Jon Udell points to a D-Lib article about grouping bibliographic records into works and expressions. The problem is that you search for Hamlet and get many results back -- different editions, different movies, a copy within a collected works, etc. They all show up as different entries even though at some abstract level they are the same. How can we make effective interfaces for searching that exploits those relationships?

This was the subject of my master's thesis, Identifying and Merging Related Bibliographic Records. I looked at a narrower problem identifying duplicates and related items in the computer science publications.

The article by Thom Hickey, chief scientist at OCLC, and Edward O'Neill and Jenny Toves reports on work undertaken in response to the Functional Requirements for Bibliographic Records report.

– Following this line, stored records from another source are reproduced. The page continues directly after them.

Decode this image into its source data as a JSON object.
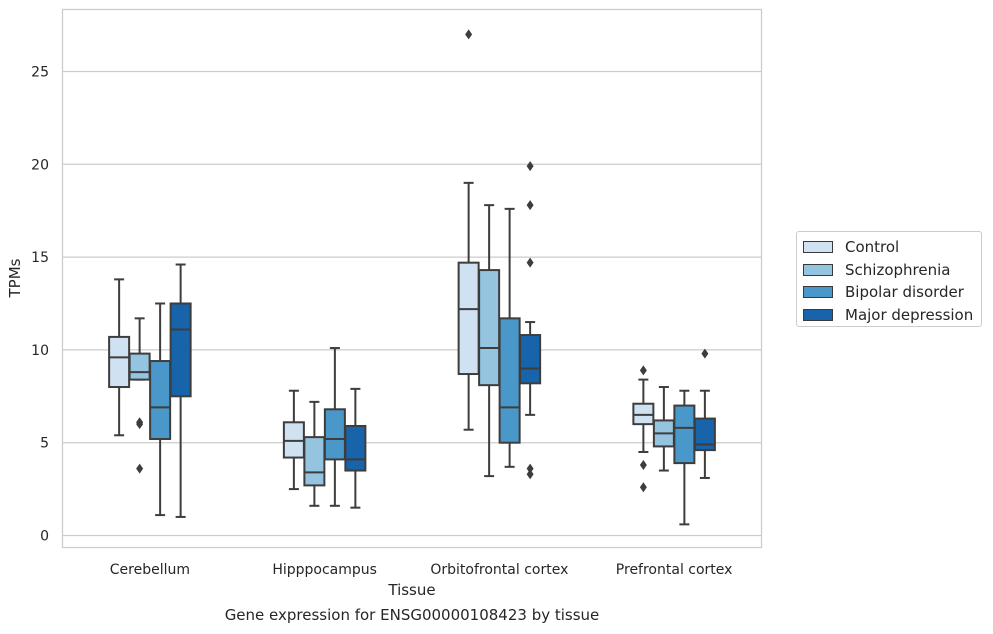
{
  "caption": "Gene expression for ENSG00000108423 by tissue",
  "chart_data": {
    "type": "boxplot",
    "xlabel": "Tissue",
    "ylabel": "TPMs",
    "ylim": [
      -0.5,
      28
    ],
    "yticks": [
      0,
      5,
      10,
      15,
      20,
      25
    ],
    "grid": "horizontal",
    "legend_position": "right",
    "categories": [
      "Cerebellum",
      "Hipppocampus",
      "Orbitofrontal cortex",
      "Prefrontal cortex"
    ],
    "series": [
      {
        "name": "Control",
        "color": "#d0e1f2",
        "boxes": [
          {
            "whislo": 5.4,
            "q1": 8.0,
            "med": 9.6,
            "q3": 10.7,
            "whishi": 13.8,
            "fliers": []
          },
          {
            "whislo": 2.5,
            "q1": 4.2,
            "med": 5.1,
            "q3": 6.1,
            "whishi": 7.8,
            "fliers": []
          },
          {
            "whislo": 5.7,
            "q1": 8.7,
            "med": 12.2,
            "q3": 14.7,
            "whishi": 19.0,
            "fliers": [
              27.0
            ]
          },
          {
            "whislo": 4.5,
            "q1": 6.0,
            "med": 6.5,
            "q3": 7.1,
            "whishi": 8.4,
            "fliers": [
              8.9,
              3.8,
              2.6
            ]
          }
        ]
      },
      {
        "name": "Schizophrenia",
        "color": "#94c4df",
        "boxes": [
          {
            "whislo": 8.4,
            "q1": 8.4,
            "med": 8.8,
            "q3": 9.8,
            "whishi": 11.7,
            "fliers": [
              6.1,
              6.0,
              3.6
            ]
          },
          {
            "whislo": 1.6,
            "q1": 2.7,
            "med": 3.4,
            "q3": 5.3,
            "whishi": 7.2,
            "fliers": []
          },
          {
            "whislo": 3.2,
            "q1": 8.1,
            "med": 10.1,
            "q3": 14.3,
            "whishi": 17.8,
            "fliers": []
          },
          {
            "whislo": 3.5,
            "q1": 4.8,
            "med": 5.5,
            "q3": 6.2,
            "whishi": 8.0,
            "fliers": []
          }
        ]
      },
      {
        "name": "Bipolar disorder",
        "color": "#4a98c9",
        "boxes": [
          {
            "whislo": 1.1,
            "q1": 5.2,
            "med": 6.9,
            "q3": 9.4,
            "whishi": 12.5,
            "fliers": []
          },
          {
            "whislo": 1.6,
            "q1": 4.1,
            "med": 5.2,
            "q3": 6.8,
            "whishi": 10.1,
            "fliers": []
          },
          {
            "whislo": 3.7,
            "q1": 5.0,
            "med": 6.9,
            "q3": 11.7,
            "whishi": 17.6,
            "fliers": []
          },
          {
            "whislo": 0.6,
            "q1": 3.9,
            "med": 5.8,
            "q3": 7.0,
            "whishi": 7.8,
            "fliers": []
          }
        ]
      },
      {
        "name": "Major depression",
        "color": "#1764ab",
        "boxes": [
          {
            "whislo": 1.0,
            "q1": 7.5,
            "med": 11.1,
            "q3": 12.5,
            "whishi": 14.6,
            "fliers": []
          },
          {
            "whislo": 1.5,
            "q1": 3.5,
            "med": 4.1,
            "q3": 5.9,
            "whishi": 7.9,
            "fliers": []
          },
          {
            "whislo": 6.5,
            "q1": 8.2,
            "med": 9.0,
            "q3": 10.8,
            "whishi": 11.5,
            "fliers": [
              19.9,
              17.8,
              14.7,
              3.6,
              3.3
            ]
          },
          {
            "whislo": 3.1,
            "q1": 4.6,
            "med": 4.9,
            "q3": 6.3,
            "whishi": 7.8,
            "fliers": [
              9.8
            ]
          }
        ]
      }
    ]
  }
}
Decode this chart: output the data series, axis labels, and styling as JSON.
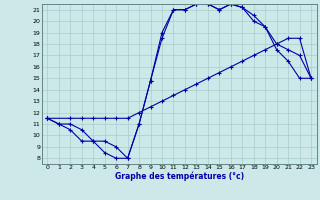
{
  "xlabel": "Graphe des températures (°c)",
  "bg_color": "#cce8e8",
  "line_color": "#0000aa",
  "grid_color": "#aacccc",
  "xlim": [
    -0.5,
    23.5
  ],
  "ylim": [
    7.5,
    21.5
  ],
  "xticks": [
    0,
    1,
    2,
    3,
    4,
    5,
    6,
    7,
    8,
    9,
    10,
    11,
    12,
    13,
    14,
    15,
    16,
    17,
    18,
    19,
    20,
    21,
    22,
    23
  ],
  "yticks": [
    8,
    9,
    10,
    11,
    12,
    13,
    14,
    15,
    16,
    17,
    18,
    19,
    20,
    21
  ],
  "curve1_x": [
    0,
    1,
    2,
    3,
    4,
    5,
    6,
    7,
    8,
    9,
    10,
    11,
    12,
    13,
    14,
    15,
    16,
    17,
    18,
    19,
    20,
    21,
    22,
    23
  ],
  "curve1_y": [
    11.5,
    11.0,
    10.5,
    9.5,
    9.5,
    8.5,
    8.0,
    8.0,
    11.0,
    14.8,
    18.5,
    21.0,
    21.0,
    21.5,
    21.5,
    21.0,
    21.5,
    21.2,
    20.5,
    19.5,
    17.5,
    16.5,
    15.0,
    15.0
  ],
  "curve2_x": [
    0,
    2,
    3,
    4,
    5,
    6,
    7,
    8,
    9,
    10,
    11,
    12,
    13,
    14,
    15,
    16,
    17,
    18,
    19,
    20,
    21,
    22,
    23
  ],
  "curve2_y": [
    11.5,
    11.5,
    11.5,
    11.5,
    11.5,
    11.5,
    11.5,
    12.0,
    12.5,
    13.0,
    13.5,
    14.0,
    14.5,
    15.0,
    15.5,
    16.0,
    16.5,
    17.0,
    17.5,
    18.0,
    18.5,
    18.5,
    15.0
  ],
  "curve3_x": [
    0,
    1,
    2,
    3,
    4,
    5,
    6,
    7,
    8,
    9,
    10,
    11,
    12,
    13,
    14,
    15,
    16,
    17,
    18,
    19,
    20,
    21,
    22,
    23
  ],
  "curve3_y": [
    11.5,
    11.0,
    11.0,
    10.5,
    9.5,
    9.5,
    9.0,
    8.0,
    11.0,
    14.8,
    19.0,
    21.0,
    21.0,
    21.5,
    21.5,
    21.0,
    21.5,
    21.2,
    20.0,
    19.5,
    18.0,
    17.5,
    17.0,
    15.0
  ]
}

The article says:

The most innovative part of the report dealt with the first group of entities, describing the hierarchical relationships that cluster bibliographic items into manifestations, expressions and works.

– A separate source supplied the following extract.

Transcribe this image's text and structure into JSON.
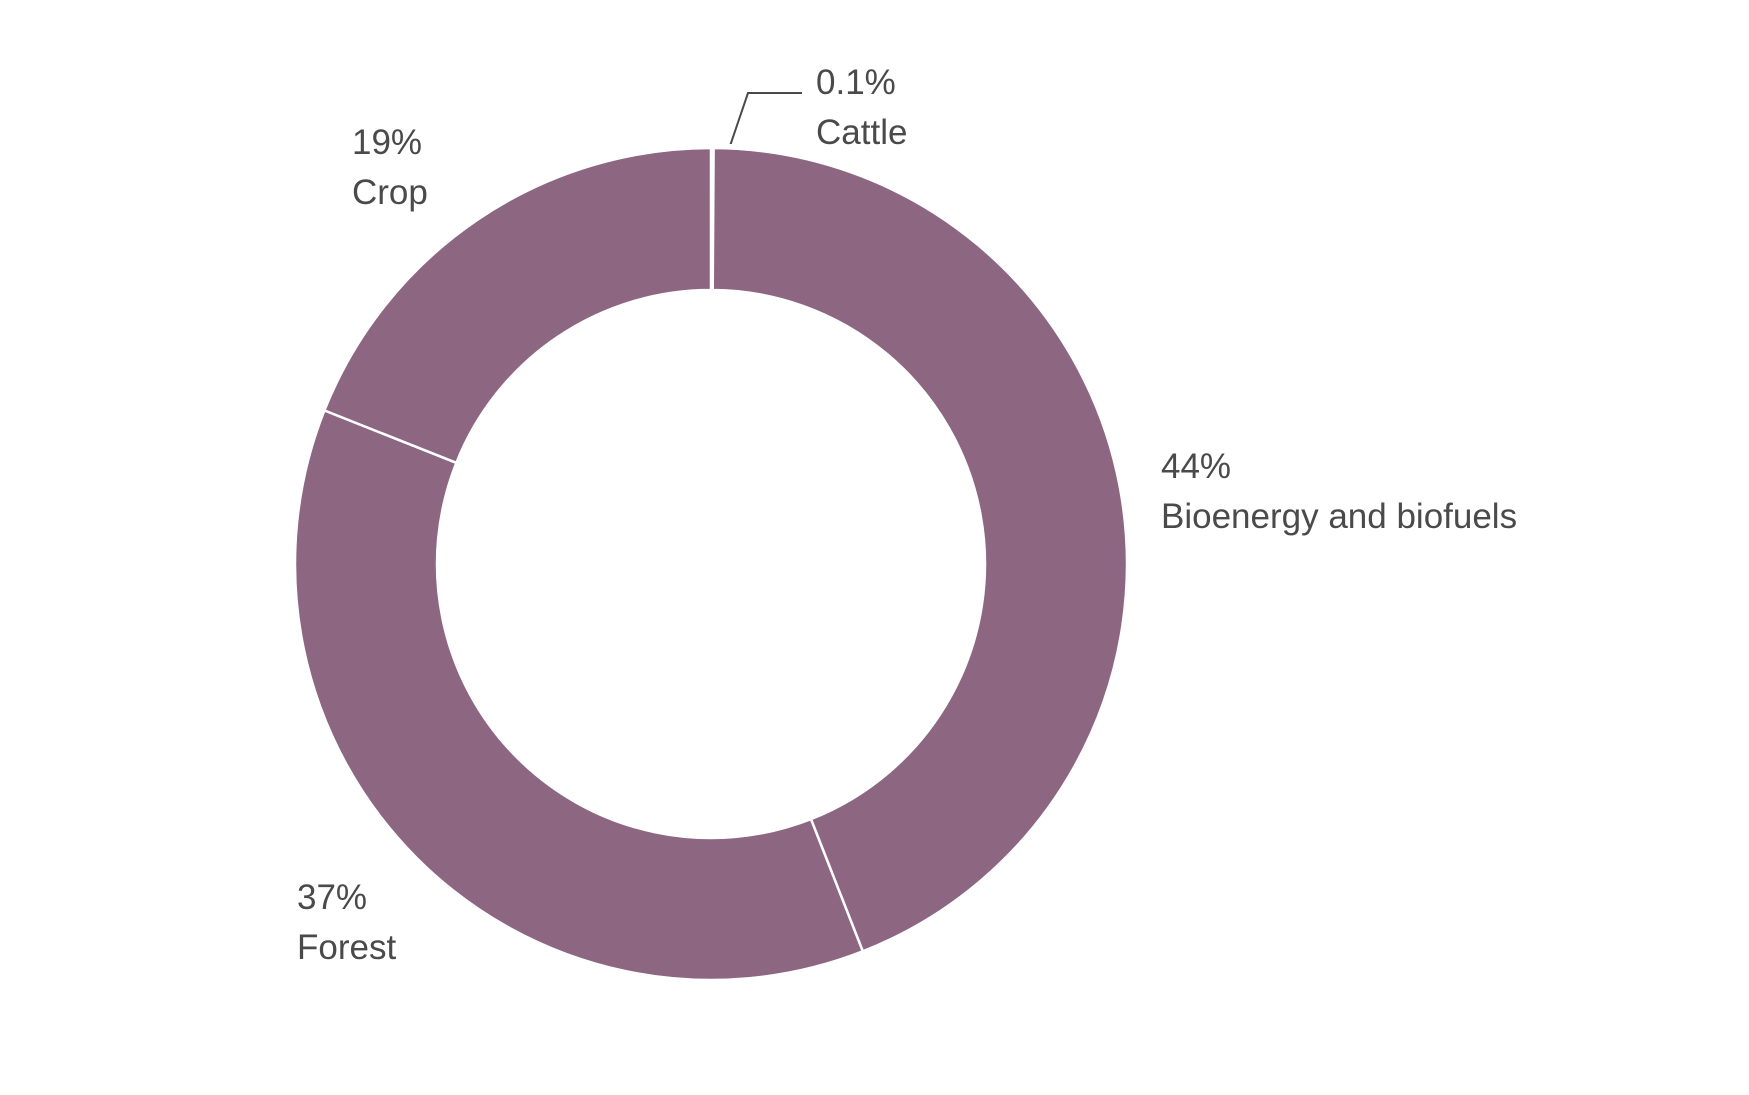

At the end of the article, they note: It's implemented in Python and uses Twisted. Good for them! My thesis work was in Perl, the first and last substantial project I wrote in Perl.

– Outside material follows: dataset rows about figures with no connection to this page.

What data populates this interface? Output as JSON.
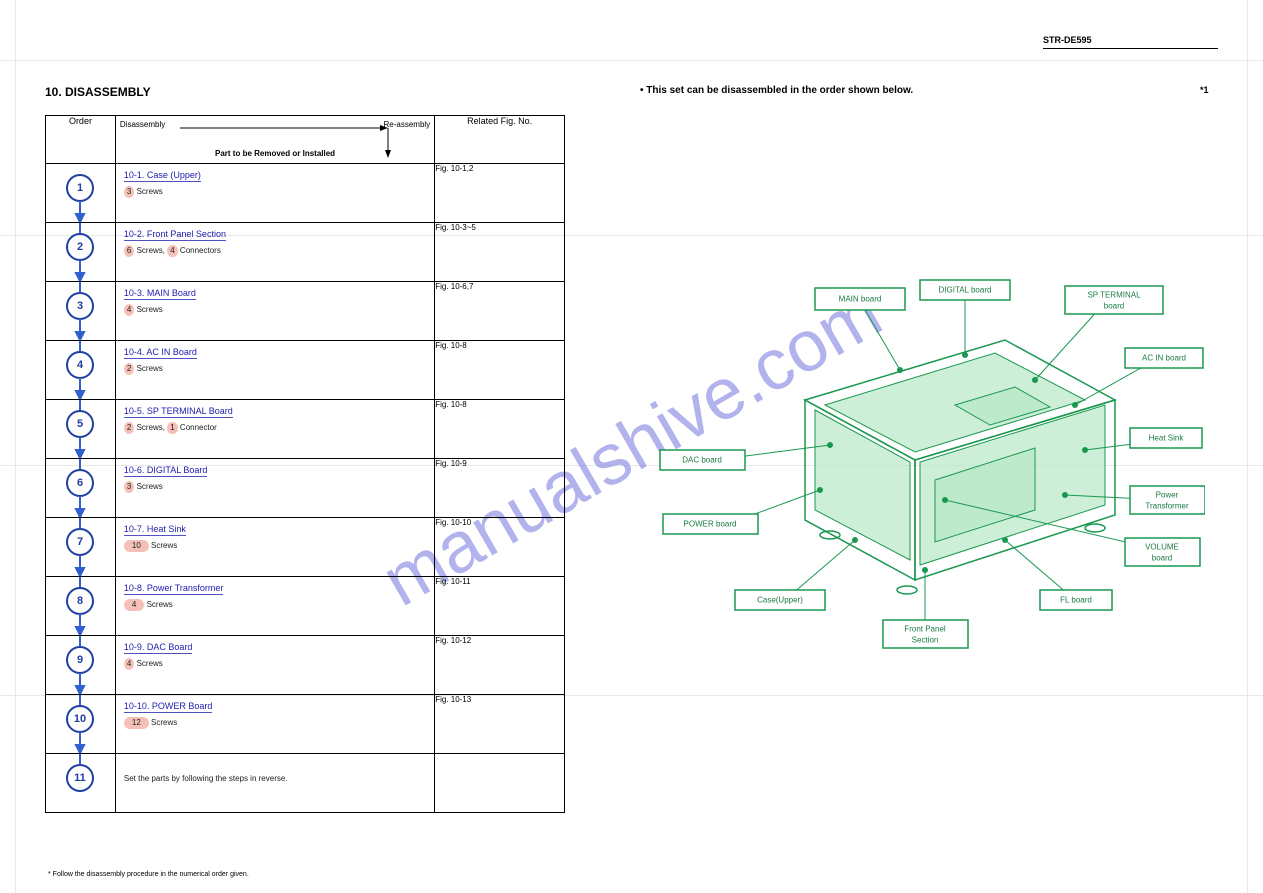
{
  "page": {
    "model": "STR-DE595",
    "section_title": "10. DISASSEMBLY",
    "note_star": "*1",
    "asterisk_note": "* Follow the disassembly procedure in the numerical order given.",
    "diagram_title": "• This set can be disassembled in the order shown below.",
    "table": {
      "head_order": "Order",
      "head_part_disasm": "Disassembly",
      "head_part_reasm": "Re-assembly",
      "head_part_label": "Part to be Removed or Installed",
      "head_fig": "Related Fig. No.",
      "rows": [
        {
          "num": "1",
          "title": "10-1. Case (Upper)",
          "sub_hl": "3",
          "sub_hl_type": "circle",
          "sub_text": " Screws",
          "fig": "Fig. 10-1,2"
        },
        {
          "num": "2",
          "title": "10-2. Front Panel Section",
          "sub_hl": "6",
          "sub_hl_type": "circle",
          "sub_text": " Screws, ",
          "sub_hl2": "4",
          "sub_text2": " Connectors",
          "fig": "Fig. 10-3~5"
        },
        {
          "num": "3",
          "title": "10-3. MAIN Board",
          "sub_hl": "4",
          "sub_hl_type": "circle",
          "sub_text": " Screws",
          "fig": "Fig. 10-6,7"
        },
        {
          "num": "4",
          "title": "10-4. AC IN Board",
          "sub_hl": "2",
          "sub_hl_type": "circle",
          "sub_text": " Screws",
          "fig": "Fig. 10-8"
        },
        {
          "num": "5",
          "title": "10-5. SP TERMINAL Board",
          "sub_hl": "2",
          "sub_hl_type": "circle",
          "sub_text": " Screws, ",
          "sub_hl2": "1",
          "sub_text2": " Connector",
          "fig": "Fig. 10-8"
        },
        {
          "num": "6",
          "title": "10-6. DIGITAL Board",
          "sub_hl": "3",
          "sub_hl_type": "circle",
          "sub_text": " Screws",
          "fig": "Fig. 10-9"
        },
        {
          "num": "7",
          "title": "10-7. Heat Sink",
          "sub_hl": "10",
          "sub_hl_type": "oval",
          "sub_text": " Screws",
          "fig": "Fig. 10-10"
        },
        {
          "num": "8",
          "title": "10-8. Power Transformer",
          "sub_hl": "4",
          "sub_hl_type": "oval",
          "sub_text": " Screws",
          "fig": "Fig. 10-11"
        },
        {
          "num": "9",
          "title": "10-9. DAC Board",
          "sub_hl": "4",
          "sub_hl_type": "circle",
          "sub_text": " Screws",
          "fig": "Fig. 10-12"
        },
        {
          "num": "10",
          "title": "10-10. POWER Board",
          "sub_hl": "12",
          "sub_hl_type": "oval",
          "sub_text": " Screws",
          "fig": "Fig. 10-13"
        },
        {
          "num": "11",
          "title": "",
          "sub_text": "Set the parts by following the steps in reverse.",
          "fig": ""
        }
      ]
    }
  },
  "diagram": {
    "labels": {
      "main": "MAIN board",
      "digital": "DIGITAL board",
      "spterm": "SP TERMINAL\nboard",
      "acin": "AC IN board",
      "heatsink": "Heat Sink",
      "powertrans": "Power\nTransformer",
      "power": "POWER board",
      "front": "Front Panel\nSection",
      "case": "Case(Upper)",
      "dac": "DAC board",
      "fl": "FL board",
      "volume": "VOLUME\nboard"
    },
    "colors": {
      "stroke": "#1a9850",
      "fill": "#b8e8c8",
      "text": "#1a7a40"
    }
  },
  "watermark": "manualshive.com",
  "grid": {
    "hlines": [
      60,
      235,
      465,
      695
    ],
    "vlines": [
      15,
      1247
    ]
  }
}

They have a fairly straightforward approach that relies on high quality bibliographic records and authority files. Step One in creating a "work set" is to use the normalized primary author and title. I was working with records in bibtex and RFC 1357 formats, where errors in author and title were routine. In the absence of record or title authorities, I used n-grams to find approximate matches. One of my conclusions was:

Using authority control to regularize the use of certain fields, notably author, journal, and publisher, would improve the quality of the records visible to the user and, in the case of the author field, the quality of the clustering algorithm. (Recall that problems parsing and comparing author lists accounted for most of the missed matches during clustering.) A system for authority control, however, would have to deal with some of the same problems the clustering algorithm handles now; it needs to identify as many variant entries as possible without being so aggressive that truly different entries are conflated.

Hickey's article describes a much nicer user interface than I actually implemented. In particular, they address how to compare work sets.